In mijn vorige artikel had ik het al kort even over de honeymoonfase waarin ik waarschijnlijk beland ben. In sommige gevallen kan het voorkomen dat bij diabetes type 1 zelf nog wat insuline aanmaakt wordt. Door het extra toedienen van insuline begint de alvleesklier het weer eventjes te begrijpen, waardoor minder insuline toegediend hoeft te worden. Bij de één duurt deze periode een paar weken, bij de ander een paar maanden, maar uiteindelijk worden alle insulineproducerende cellen alsnog uitgeschakeld.

De complicaties

Iets waar ik zo min mogelijk mee bezig probeer te zijn, maar wat helaas toch echt de realiteit is; de mogelijke complicaties.

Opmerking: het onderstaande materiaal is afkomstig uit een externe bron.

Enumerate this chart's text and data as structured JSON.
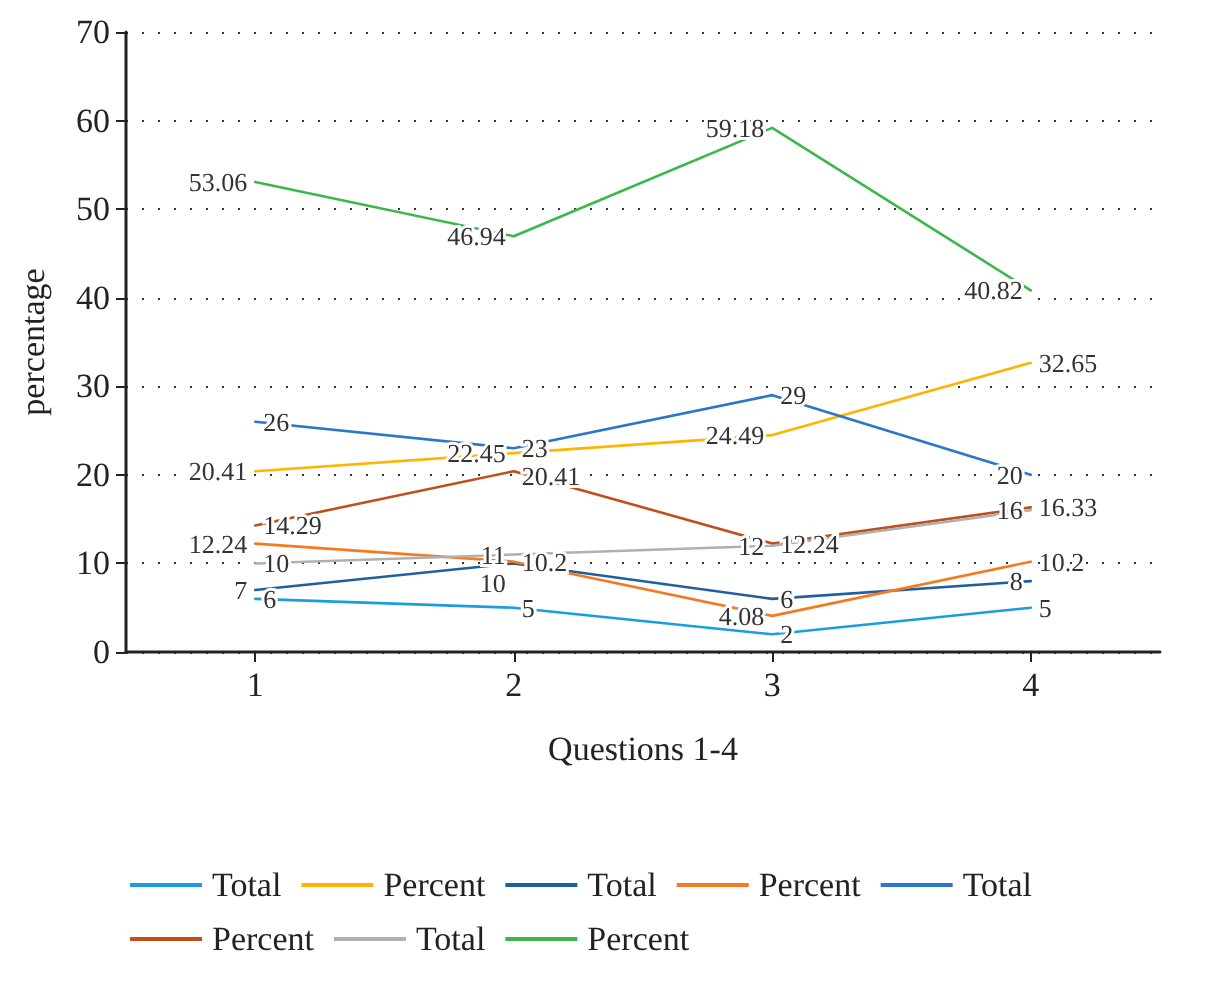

Mensen met diabetes type 1 hebben een verhoogde kans op hart- en vaatziekten, nierbeschadiging, oogproblemen, zenuwbeschadiging, voetproblemen en zo kan ik nog wel even doorgaan. Hoe beter de balans van de glucose is geregeld, des te minder kans er is op complicaties, maar dit biedt helaas geen garantie. Gelukkig wordt alles in de gaten gehouden door het ziekenhuis en is er en jaarlijkse controle, de zogenaamde diabetescarrousel, waar je onder andere op bezoek gaat bij de internist, oogarts en diëtist en er verschillende onderzoeken worden uitgevoerd.

Kort samengevat; Diabetes type 1 is een chronische en vervelende ziekte, maar er is gelukkig goed mee te leven! 🙂 Voor degene die het interessant vinden, op de website van het Diabetes Fonds is nog veel meer informatie te vinden!